The Pythagorean identity is an essential part of trigonometry, forming the foundation of many trigonometric proofs. It stems from the Pythagorean theorem and is given by the equation:

• \[\sin^2 \theta + \cos^2 \theta = 1\]

This equation tells us that the square of the sine of an angle plus the square of the cosine of the same angle is always equal to one. This identity helps us transform expressions involving \( \sin \theta \) and \( \cos \theta \).
In our exercise, this identity allowed simplifying the expression in the numerator by replacing one of its terms, \( \cos^2 \theta \), with \( \sin^2 \theta + \cos^2 \theta = 1 \), and then further simplifying the expression to find its equivalent trigonometric function.

Simplifying expressions is a critical skill in mathematics that reduces complex expressions into simpler, equivalent forms. Simplification often involves:

• Finding a common denominator to combine fractions.
• Using trigonometric identities like the Pythagorean identity.
• Applying basic algebraic operations to consolidate terms.

In the given exercise, the simplification process began by combining the terms under a common denominator, \( \cos \theta(1+\sin \theta) \). This made it easier to manipulate and eventually relate the expression to a known trigonometric function. By simplifying complex terms, it becomes possible to accurately determine equivalent expressions or functions.

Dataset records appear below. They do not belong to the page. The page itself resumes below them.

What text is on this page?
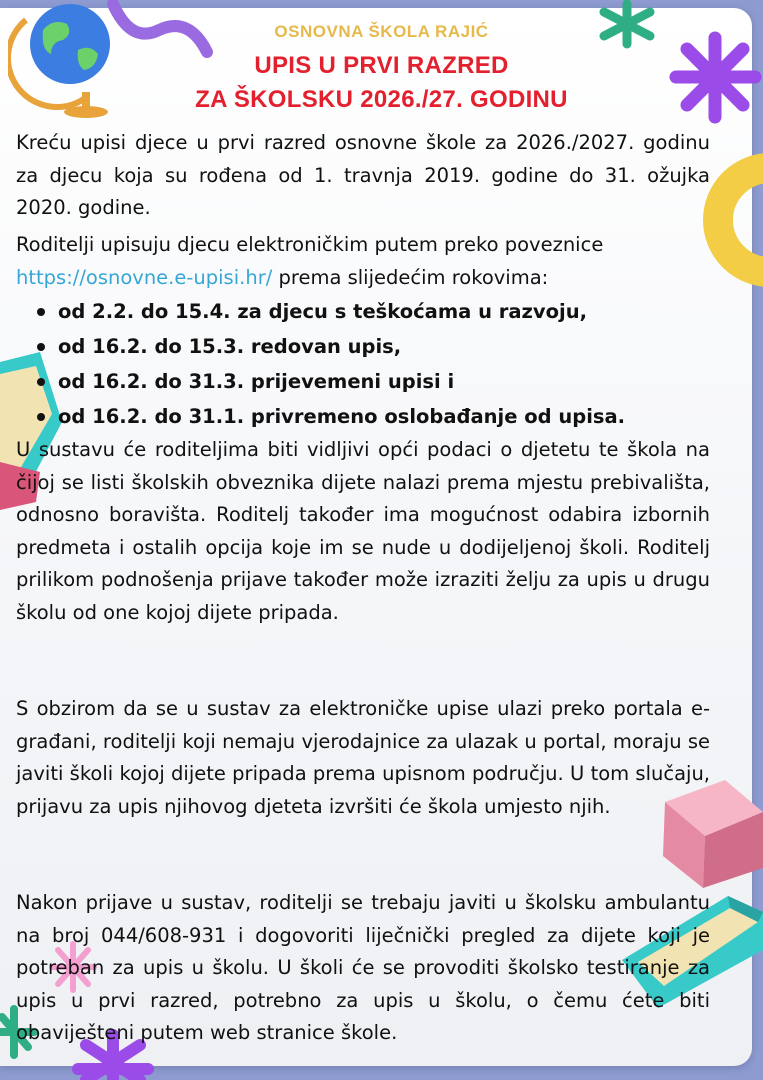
OSNOVNA ŠKOLA RAJIĆ
UPIS U PRVI RAZRED
ZA ŠKOLSKU 2026./27. GODINU
Kreću upisi djece u prvi razred osnovne škole za 2026./2027. godinu za djecu koja su rođena od 1. travnja 2019. godine do 31. ožujka 2020. godine.
Roditelji upisuju djecu elektroničkim putem preko poveznice https://osnovne.e-upisi.hr/ prema slijedećim rokovima:
od 2.2. do 15.4. za djecu s teškoćama u razvoju,
od 16.2. do 15.3. redovan upis,
od 16.2. do 31.3. prijevemeni upisi i
od 16.2. do 31.1. privremeno oslobađanje od upisa.
U sustavu će roditeljima biti vidljivi opći podaci o djetetu te škola na čijoj se listi školskih obveznika dijete nalazi prema mjestu prebivališta, odnosno boravišta. Roditelj također ima mogućnost odabira izbornih predmeta i ostalih opcija koje im se nude u dodijeljenoj školi. Roditelj prilikom podnošenja prijave također može izraziti želju za upis u drugu školu od one kojoj dijete pripada.
S obzirom da se u sustav za elektroničke upise ulazi preko portala e-građani, roditelji koji nemaju vjerodajnice za ulazak u portal, moraju se javiti školi kojoj dijete pripada prema upisnom području. U tom slučaju, prijavu za upis njihovog djeteta izvršiti će škola umjesto njih.
Nakon prijave u sustav, roditelji se trebaju javiti u školsku ambulantu na broj 044/608-931 i dogovoriti liječnički pregled za dijete koji je potreban za upis u školu. U školi će se provoditi školsko testiranje za upis u prvi razred, potrebno za upis u školu, o čemu ćete biti obaviješteni putem web stranice škole.
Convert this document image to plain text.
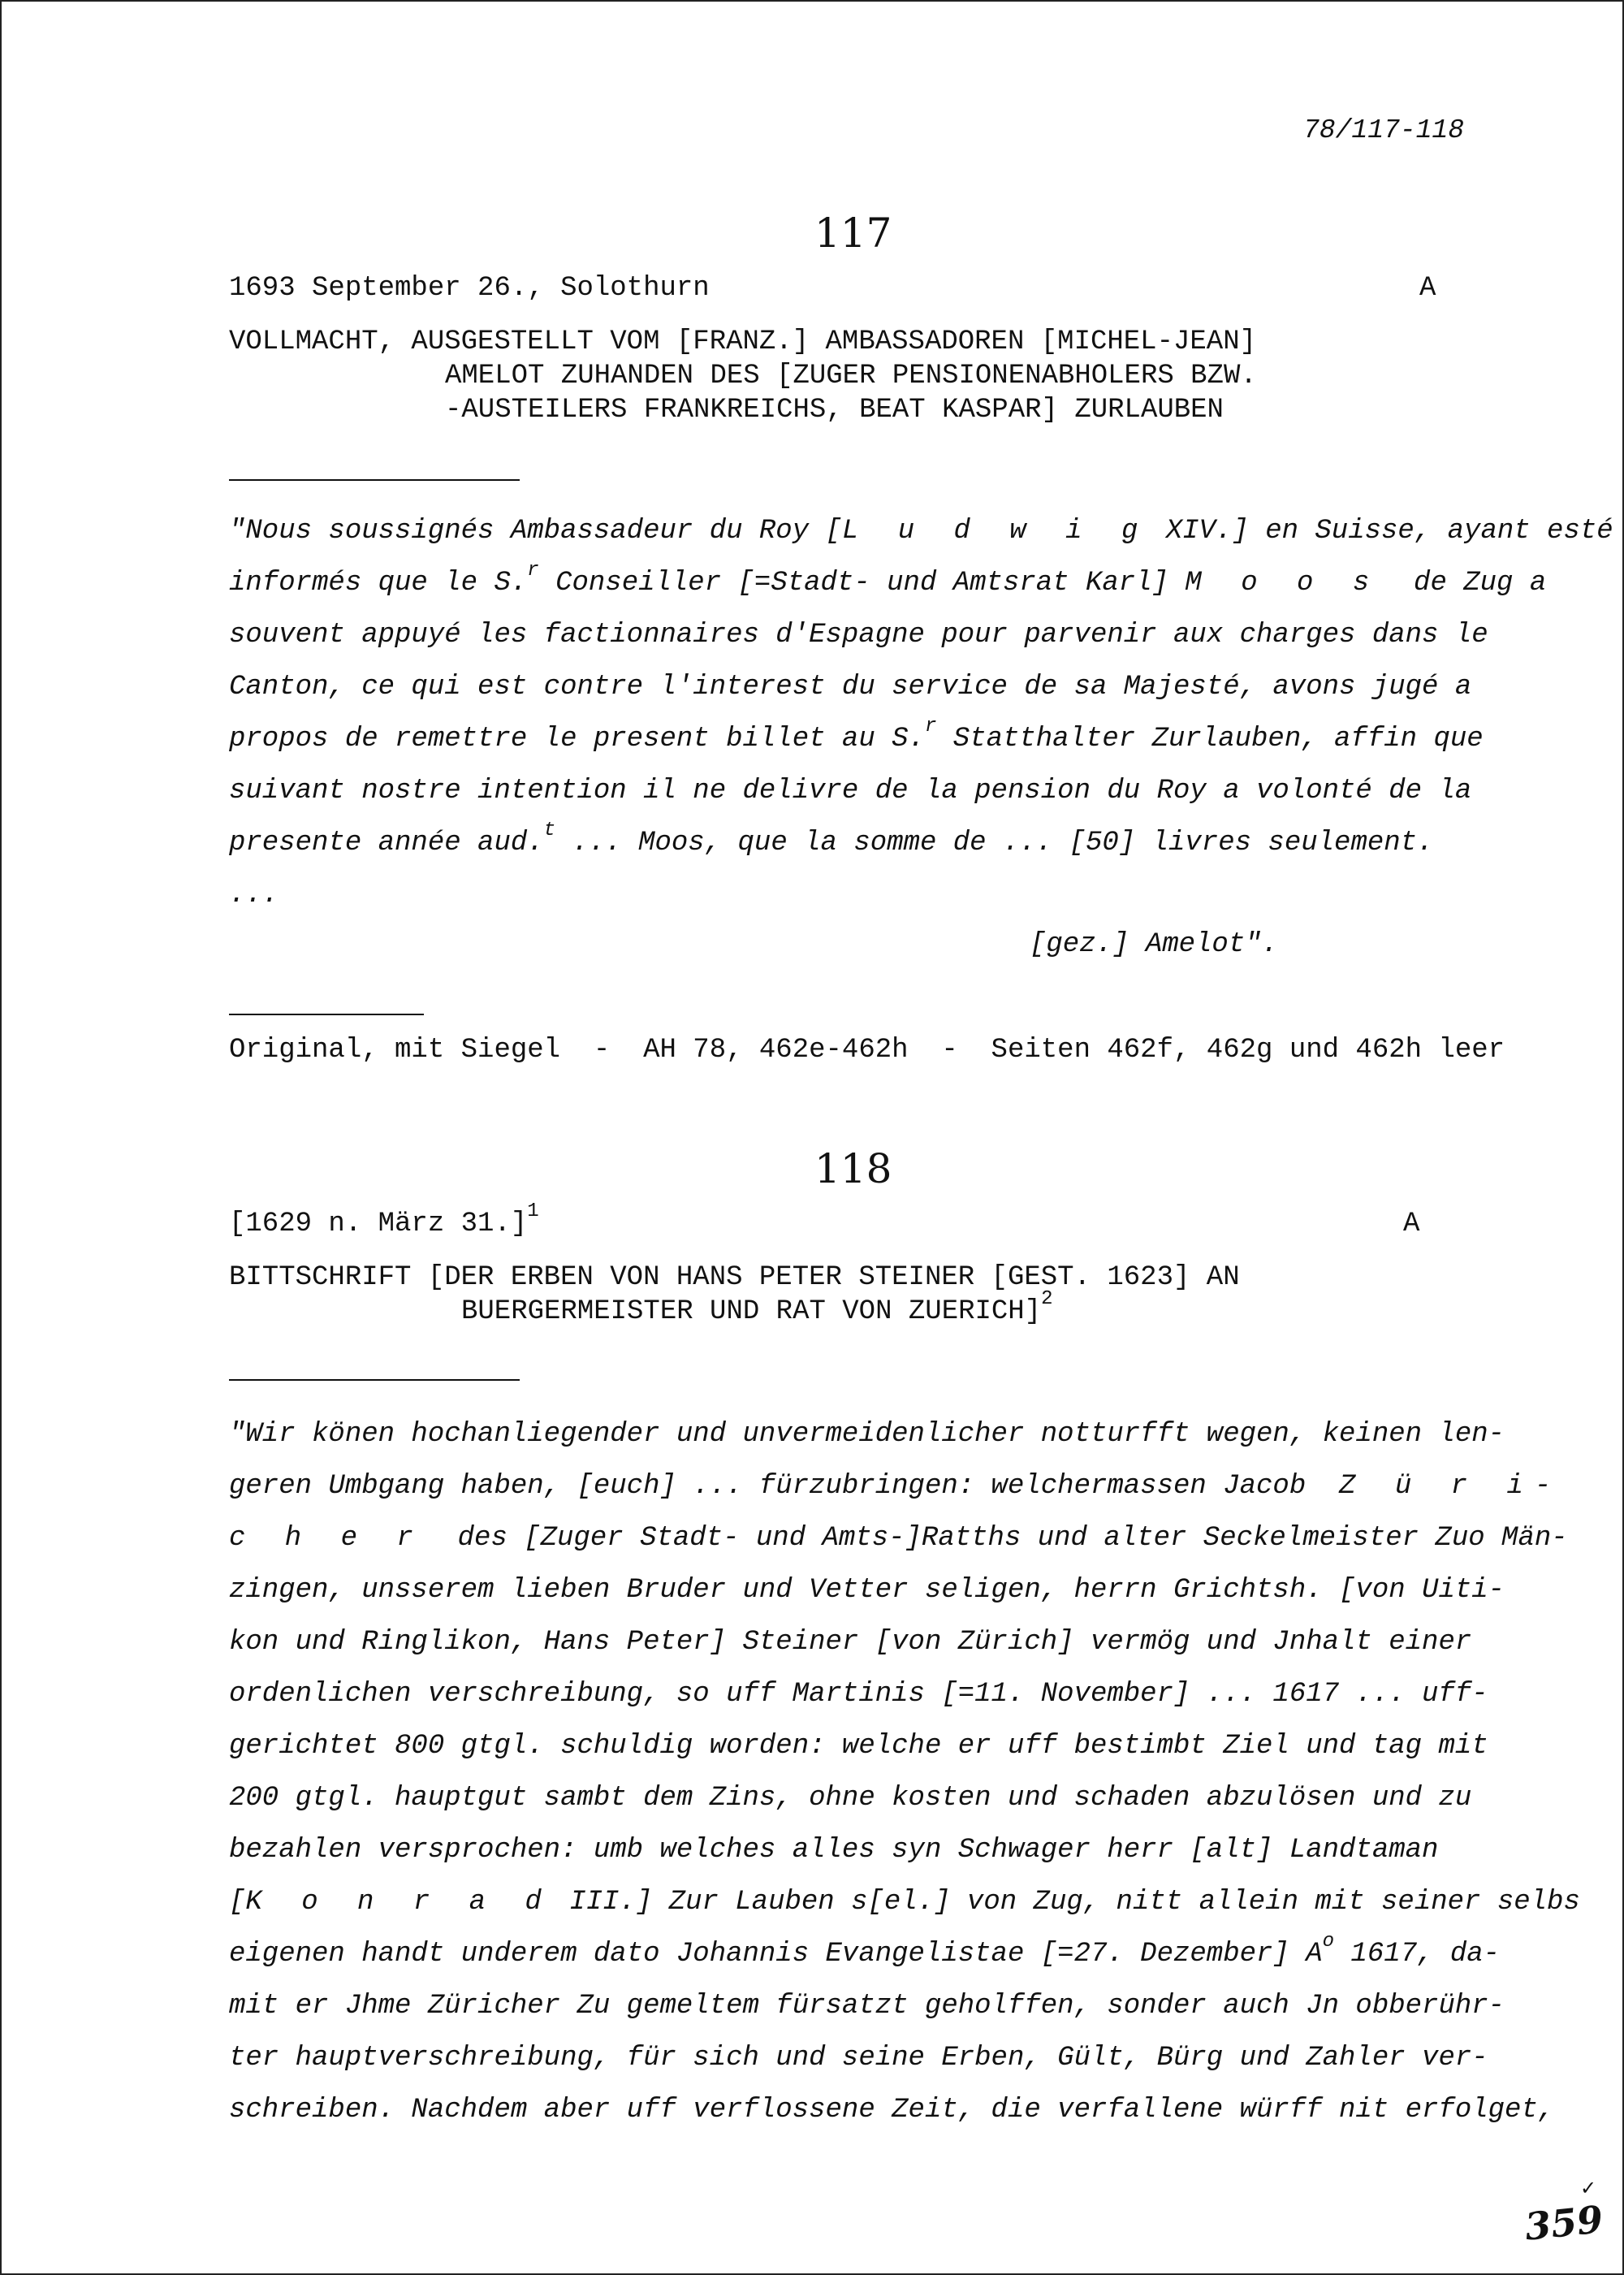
78/117-118
117
1693 September 26., Solothurn	A
VOLLMACHT, AUSGESTELLT VOM [FRANZ.] AMBASSADOREN [MICHEL-JEAN]
AMELOT ZUHANDEN DES [ZUGER PENSIONENABHOLERS BZW.
-AUSTEILERS FRANKREICHS, BEAT KASPAR] ZURLAUBEN
"Nous soussignés Ambassadeur du Roy [L u d w i g XIV.] en Suisse, ayant esté
informés que le S.$^r$ Conseiller [=Stadt- und Amtsrat Karl] M o o s  de Zug a
souvent appuyé les factionnaires d'Espagne pour parvenir aux charges dans le
Canton, ce qui est contre l'interest du service de sa Majesté, avons jugé a
propos de remettre le present billet au S.$^r$ Statthalter Zurlauben, affin que
suivant nostre intention il ne delivre de la pension du Roy a volonté de la
presente année aud.$^t$ ... Moos, que la somme de ... [50] livres seulement.
...
[gez.] Amelot".
Original, mit Siegel  -  AH 78, 462e-462h  -  Seiten 462f, 462g und 462h leer
118
[1629 n. März 31.]$^1$	A
BITTSCHRIFT [DER ERBEN VON HANS PETER STEINER [GEST. 1623] AN
BUERGERMEISTER UND RAT VON ZUERICH]$^2$
"Wir könen hochanliegender und unvermeidenlicher notturfft wegen, keinen len-
geren Umbgang haben, [euch] ... fürzubringen: welchermassen Jacob  Z ü r i-
c h e r  des [Zuger Stadt- und Amts-]Ratths und alter Seckelmeister Zuo Män-
zingen, unsserem lieben Bruder und Vetter seligen, herrn Grichtsh. [von Uiti-
kon und Ringlikon, Hans Peter] Steiner [von Zürich] vermög und Jnhalt einer
ordenlichen verschreibung, so uff Martinis [=11. November] ... 1617 ... uff-
gerichtet 800 gtgl. schuldig worden: welche er uff bestimbt Ziel und tag mit
200 gtgl. hauptgut sambt dem Zins, ohne kosten und schaden abzulösen und zu
bezahlen versprochen: umb welches alles syn Schwager herr [alt] Landtaman
[K o n r a d III.] Zur Lauben s[el.] von Zug, nitt allein mit seiner selbs
eigenen handt underem dato Johannis Evangelistae [=27. Dezember] $A^o$ 1617, da-
mit er Jhme Züricher Zu gemeltem fürsatzt geholffen, sonder auch Jn obberühr-
ter hauptverschreibung, für sich und seine Erben, Gült, Bürg und Zahler ver-
schreiben. Nachdem aber uff verflossene Zeit, die verfallene würff nit erfolget,
359
✓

Graphing utilities, like graphing calculators or software, are excellent tools for visualizing and solving trigonometric problems. They allow you to:

• Plot trigonometric functions and visualize their behavior across different angles.
• Verify algebraic solutions by comparing them with plotted graphs.
• Experiment with different values to observe changes and patterns.

In the context of the exercise, using a graphing utility can help verify that the simplified expression, \( \frac{1}{\cos \theta} \), corresponds to the secant function. By graphing both the original expression and the secant function, we can confirm their equivalence visually, adding an additional layer of verification beyond algebraic simplification.

The secant function, denoted as \( \sec \theta \), is a trigonometric function defined as:

• \[ \sec \theta = \frac{1}{\cos \theta} \]

It is the reciprocal of the cosine function and is essential in various trigonometric calculations, especially when dealing with ratios of sides in right triangles. Secant is particularly useful when division by zero must be avoided since it approaches infinity when \( \cos \theta = 0 \).
In our exercise, the expression \( \frac{1}{\cos \theta} \) was simplified to show that it is equal to the secant function. Understanding this relationship allows us to reframe complex expressions in terms of more familiar trigonometric functions, making them easier to work with over different domains of \( \theta \).